= POTS codec =

Type of audio codec

A POTS codec is a type of audio coder-decoder (codec) that uses digital signal processing to transmit audio digitally over standard telephone lines (plain old telephone service, POTS) at a higher level of audio quality than the telephone line would normally provide in its analog mode. The POTS codec is one of a family of broadcast codecs differentiated by the type of telecommunications circuit used for transmission. The ISDN codec, which instead uses ISDN lines, and the IP codec which uses private or public IP networks are also common.

Primarily used in broadcast engineering to link remote broadcast locations to the host studio, a hardware codec, implemented with digital signal processing, is used to compress the audio data enough to travel through a pair of a 33.6k modems.

POTS codecs have the disadvantages of being restricted to relatively low bit rates and being susceptible to variable line quality. ISDN and IP codecs have the advantage of being natively digital, and operate at much higher bitrates, which results in fewer compression artifacts.
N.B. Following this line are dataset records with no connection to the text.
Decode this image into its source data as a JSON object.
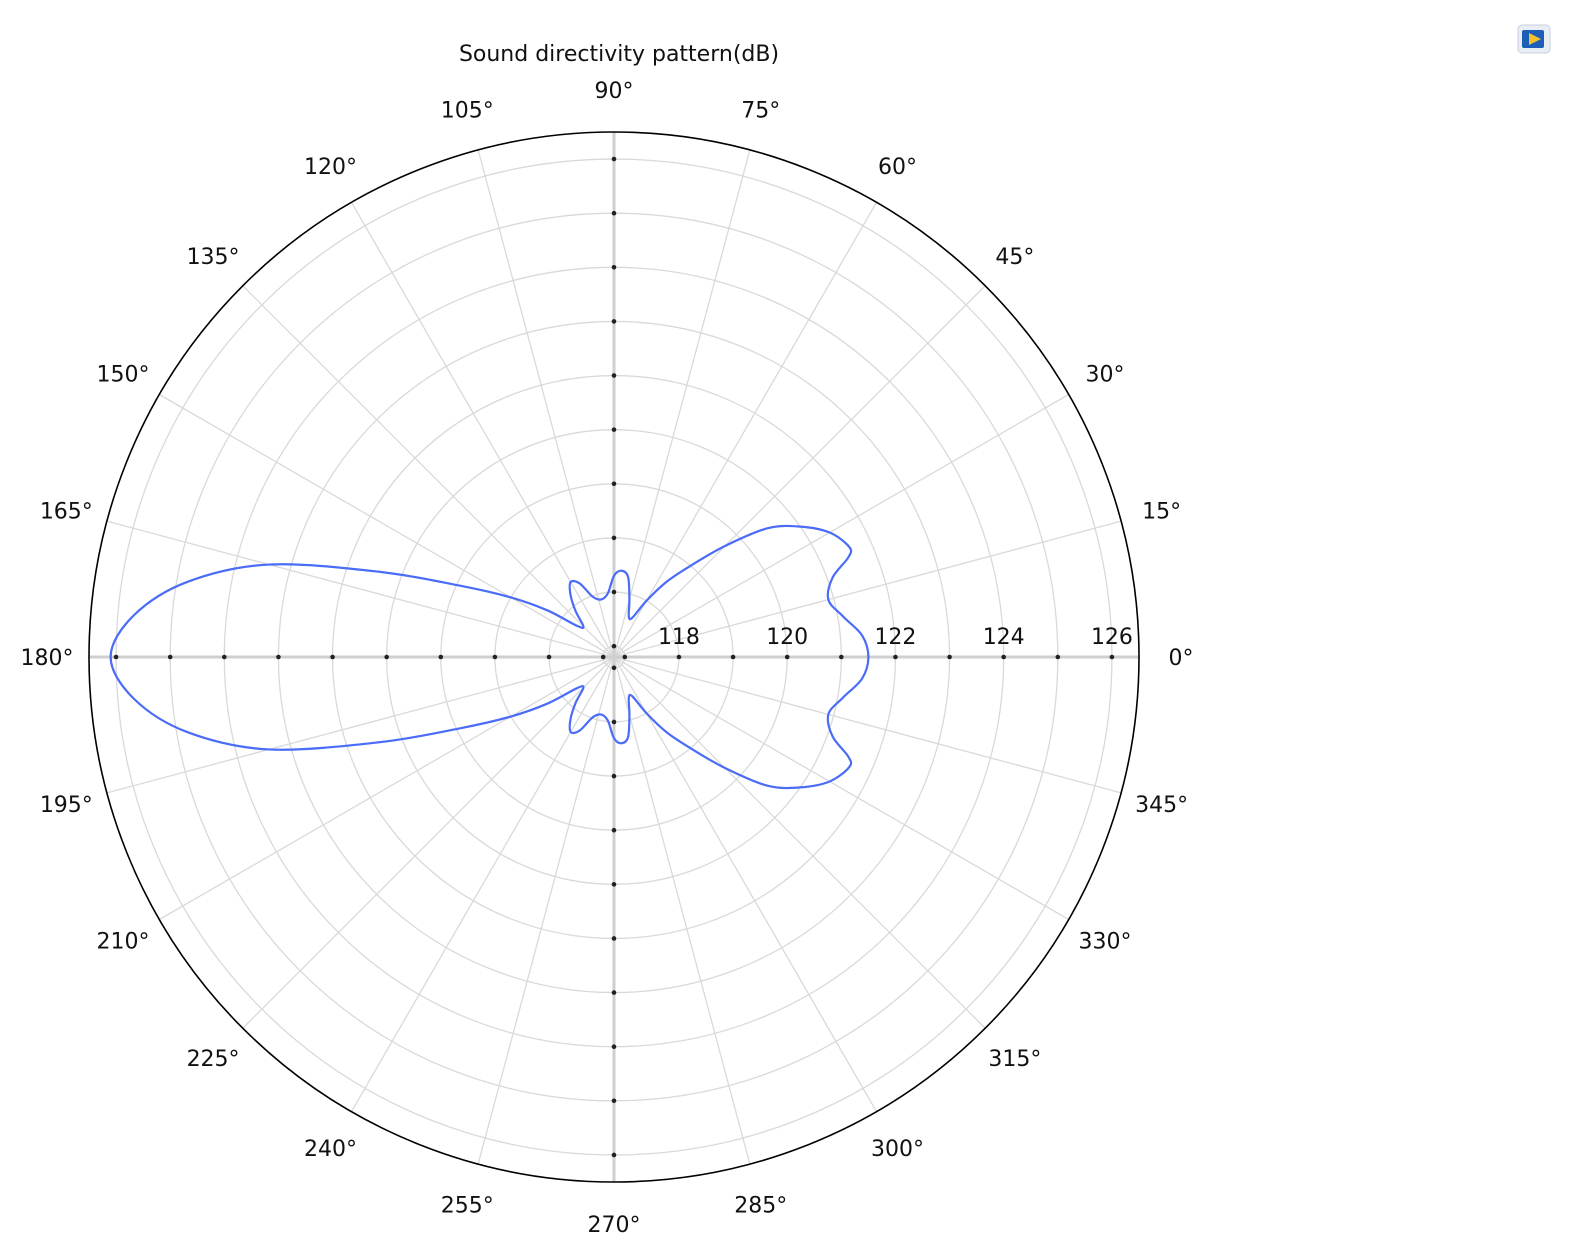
{
  "chart_data": {
    "type": "line",
    "polar": true,
    "title": "Sound directivity pattern(dB)",
    "rlim": [
      116.8,
      126.5
    ],
    "r_ticks": [
      118,
      120,
      122,
      124,
      126
    ],
    "r_tick_labels": [
      "118",
      "120",
      "122",
      "124",
      "126"
    ],
    "angle_ticks_deg": [
      0,
      15,
      30,
      45,
      60,
      75,
      90,
      105,
      120,
      135,
      150,
      165,
      180,
      195,
      210,
      225,
      240,
      255,
      270,
      285,
      300,
      315,
      330,
      345
    ],
    "angle_tick_labels": [
      "0°",
      "15°",
      "30°",
      "45°",
      "60°",
      "75°",
      "90°",
      "105°",
      "120°",
      "135°",
      "150°",
      "165°",
      "180°",
      "195°",
      "210°",
      "225°",
      "240°",
      "255°",
      "270°",
      "285°",
      "300°",
      "315°",
      "330°",
      "345°"
    ],
    "grid": true,
    "series": [
      {
        "color": "#4a6cf7",
        "theta_deg": [
          0,
          5,
          10,
          15,
          20,
          23,
          25,
          30,
          35,
          40,
          45,
          50,
          55,
          60,
          65,
          70,
          75,
          80,
          85,
          90,
          95,
          100,
          105,
          110,
          115,
          120,
          125,
          130,
          135,
          140,
          145,
          150,
          155,
          160,
          165,
          170,
          175,
          180,
          185,
          190,
          195,
          200,
          205,
          210,
          215,
          220,
          225,
          230,
          235,
          240,
          245,
          250,
          255,
          260,
          265,
          270,
          275,
          280,
          285,
          290,
          295,
          300,
          305,
          310,
          315,
          320,
          325,
          330,
          335,
          337,
          340,
          345,
          350,
          355,
          360
        ],
        "r_db": [
          121.5,
          121.4,
          121.1,
          120.9,
          121.1,
          121.5,
          121.6,
          121.4,
          121.0,
          120.5,
          119.7,
          119.0,
          118.5,
          118.0,
          117.6,
          117.6,
          117.9,
          118.3,
          118.4,
          118.3,
          118.0,
          117.9,
          117.9,
          118.0,
          118.3,
          118.4,
          118.2,
          117.9,
          117.6,
          117.7,
          118.3,
          119.0,
          119.9,
          121.4,
          123.4,
          124.8,
          125.7,
          126.1,
          125.7,
          124.8,
          123.4,
          121.4,
          119.9,
          119.0,
          118.3,
          117.7,
          117.6,
          117.9,
          118.2,
          118.4,
          118.3,
          118.0,
          117.9,
          117.9,
          118.0,
          118.3,
          118.4,
          118.3,
          117.9,
          117.6,
          117.6,
          118.0,
          118.5,
          119.0,
          119.7,
          120.5,
          121.0,
          121.4,
          121.6,
          121.5,
          121.1,
          120.9,
          121.1,
          121.4,
          121.5
        ]
      }
    ]
  }
}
Special lines must be run to a location, however, and must be ordered well in advance of the event so that there is ample time for installation of equipment. Since POTS lines are almost universally available, the POTS codec can be set up nearly anywhere with little or no notice.

==Functions==
Codecs usually come in two types of units: rackmount for the studio and portable for the remote. Audio can be sent in either direction, and most can also pass low-speed non-audio data, allowing the remote DJ to control broadcast automation or other studio equipment via RS-232. Many have an automatic redial if the line should become disconnected. The remote unit usually has some basic mixer functions, while the studio unit usually has some kind of digital output.

Some codecs can be configured to use ISDN, POTS or IP rather than requiring a different device for each network, while others are exclusively designed for POTS operation. ISDN and IP connections implement algorithms like G.722, MPEG, AAC, aacPlus, Apt-X and AAC-LD (low-delay), while POTS connections almost always use proprietary low-bitrate algorithms. Consequently, while ISDN connections can usually be established between codecs from different manufacturers, POTS connections (and usually IP connections) can only be established between codecs from the same family. Some codecs can use GSM networks, and some have variable bitrate to compensate for poor connections. It is sometimes possible to bond two POTS lines together for redundancy and fault tolerance, and improved bandwidth.

Codecs are made by Comrex, Sonifex, Tieline, APT, Telos and Prodys among others.